Dan, thanks for passing along. While the study uses a unique data source and is definitely hypothesis generating, in my opinion, the analysis is very limited.
It’s a retrospective analysis of a cohort of self-referred individuals who paid for the test out of pocket and AAAs were defined as aneurysms ≥ 3cm. To be convincing, the study needs to be prospectively conducted to identify patient characteristics that are associated with AAA, or at least a good retrospective case-control study.
And even in this analysis, age and smoking status were by far the most important predictors of AAA.
The purpose of screening is not to identify AAAs; the purpose of screening is to identify AAAs that are likely to have a clinical impact on the patient and are at a stage where they can be intervened upon successfully.
This study doesn’t get us there.
Also, my point to Larry was about considering what happens in terms of false-positives when a screening strategy is adopted that includes a lower risk population.
I only read this article quickly, but these authors’ numbers bear this out as well.

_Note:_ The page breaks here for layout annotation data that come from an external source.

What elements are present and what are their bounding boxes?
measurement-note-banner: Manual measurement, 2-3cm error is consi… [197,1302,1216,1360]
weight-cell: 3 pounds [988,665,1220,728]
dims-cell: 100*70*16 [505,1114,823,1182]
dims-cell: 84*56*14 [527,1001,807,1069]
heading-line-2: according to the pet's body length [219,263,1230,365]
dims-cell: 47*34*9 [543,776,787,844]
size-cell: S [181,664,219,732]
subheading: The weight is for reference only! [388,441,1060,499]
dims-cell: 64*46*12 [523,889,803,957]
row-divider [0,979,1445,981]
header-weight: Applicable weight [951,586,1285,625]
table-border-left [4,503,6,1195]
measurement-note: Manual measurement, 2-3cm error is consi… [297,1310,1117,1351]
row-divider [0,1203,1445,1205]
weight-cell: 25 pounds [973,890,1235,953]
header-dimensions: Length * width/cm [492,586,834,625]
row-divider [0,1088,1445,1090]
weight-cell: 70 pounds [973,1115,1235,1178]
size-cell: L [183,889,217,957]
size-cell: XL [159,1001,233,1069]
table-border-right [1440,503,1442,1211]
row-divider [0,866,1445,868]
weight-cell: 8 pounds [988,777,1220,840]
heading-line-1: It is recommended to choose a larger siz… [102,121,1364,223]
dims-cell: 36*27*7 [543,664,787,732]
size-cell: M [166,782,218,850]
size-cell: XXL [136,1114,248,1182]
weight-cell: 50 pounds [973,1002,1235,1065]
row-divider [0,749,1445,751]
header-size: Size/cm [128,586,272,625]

In the theheart.org story it’s clarified:
“Therefore, the authors point out that a decision on which number to use as a threshold score may come down to cost, because a lower threshold score for screening would identify more aneurysms but also require more ultrasound studies as well as follow-up testing. For example, focusing only on the cost of the initial screening test, setting the cutoff at 42 would lead to the identification of 680 000 aneurysms in the population aged 50 to 75, but at the expense of 24 907 000 ultrasound studies. Raising the cutoff to 65 would yield half as many aneurysms but will require only one-fifth as many ultrasound studies.”
And the numbers would look even worse if they were calculated for a AAA as defined as 5 or 5.5cm, instead of 3cm.